Нечего и говорить, что подобного рода характеристика основного настроения Вл. Соловьева отнюдь не может считаться окончательной ввиду чрезвычайного богатства его натуры и личности. Но такие характеристики все же очень важны, поскольку они вносят жизненную конкретность в мистику Вл. Соловьева. Если бы изучалась содержательная сторона мистики Вл. Соловьева, то, вероятно, самый термин нужно было бы или ставить в кавычках, или совсем отменить. Приходится весьма сожалеть, что Вл. Соловьев в популярном сознании читателей почти совсем не рассматривается в контексте всей мировой символики. Эта мировая символика у историков философии и литературы тоже весьма мало популярна, так что история ее не только еще не написана, но, по-видимому, и вообще будет написана весьма не скоро. Ведь для того чтобы ее изучить и написать, нужно прежде всего точнейшим образом проанализировать и то, что такое мистика, и то, что такое символика. А мы не знаем хорошо даже того, что такое художественный образ. Когда анализируются художественные образы у того или иного писателя, то дело обычно сводится просто к изложению содержания произведения, но только изложение это относится в данном случае не ко всему произведению в целом, а к тому или иному его герою или к той или иной изображаемой в нем ситуации. А если бы у нас была такая история мировой символики или хотя бы некоторые попытки ее написания, то мы убедились бы, что основной «мистический», или «художественный», образ у Вл. Соловьева (тут неизвестно, как его квалифицировать) оказался бы для нас отнюдь не мистичнее того, что мы находим и у других мировых писателей.
Вечная подруга и космическая золотистая лазурь у Вл.

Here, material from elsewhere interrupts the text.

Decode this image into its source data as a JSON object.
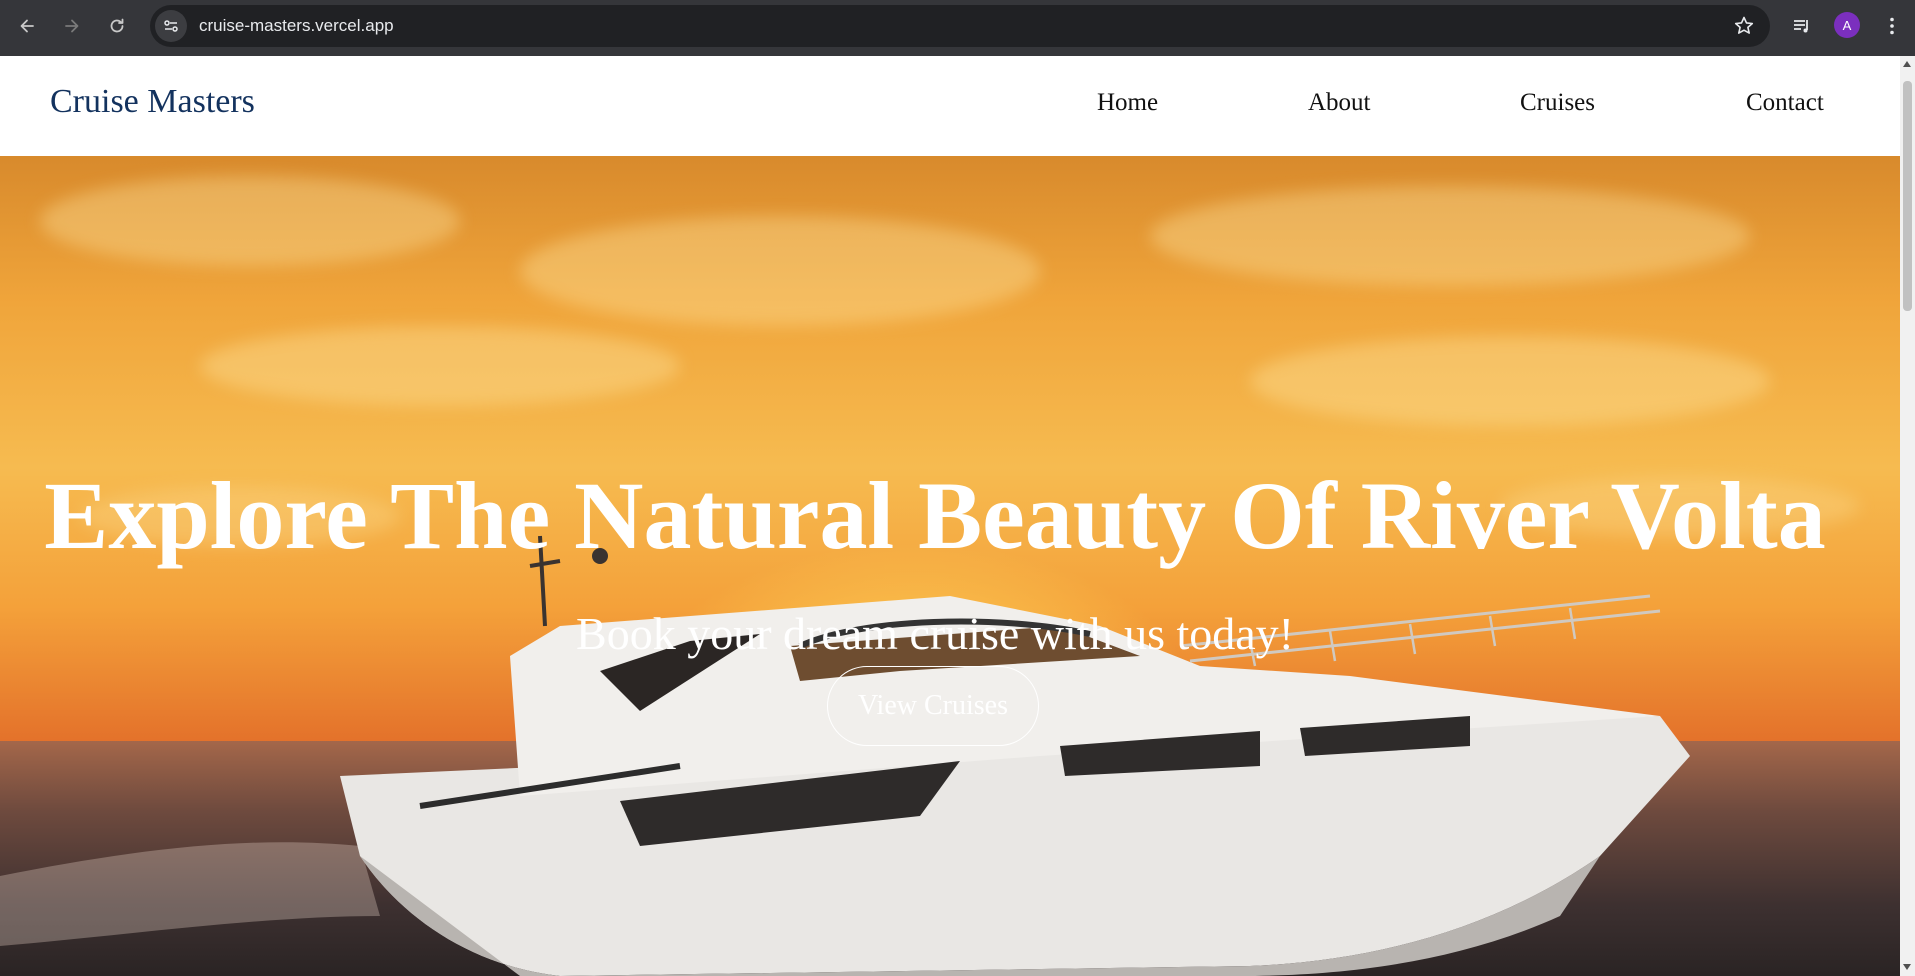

Соловьева отнюдь не мистичнее и отнюдь не загадочнее, чем неизъяснимые наслаждения на краю мрачной бездны («бессмертья, может быть, залог», — говорит сам Пушкин) и вообще гимны чуме, а также бесовщина зимней непогоды у Пушкина, чем бегство послушника из монастыря, чтобы обняться с бурею в горах, или искания покоя мятежным человеком в буре, или обманная клятва демона (потому что сам демон есть обман и ничто) у Лермонтова, чем покаянное состояние умирающего Гоголя, чем «эликсир сатаны» или «песочный человек» у Гофмана, чем любовный напиток или кольцо из рейнского золота у Рихарда Вагнера, чем завывание мирового хаоса в печной трубе у Тютчева, да в конце концов, даже чем покойники в «Железной дороге» Некрасова и птицы в «Буревестнике» Горького. Везде тут открываются перед нами глубины человеческого самочувствия, философские картины мировых судеб и грозное пророчество, доходящее до мировых катастроф. Понять все это может только тот, кто давал себе труд хотя бы на краткое время прикоснуться к мировой символике.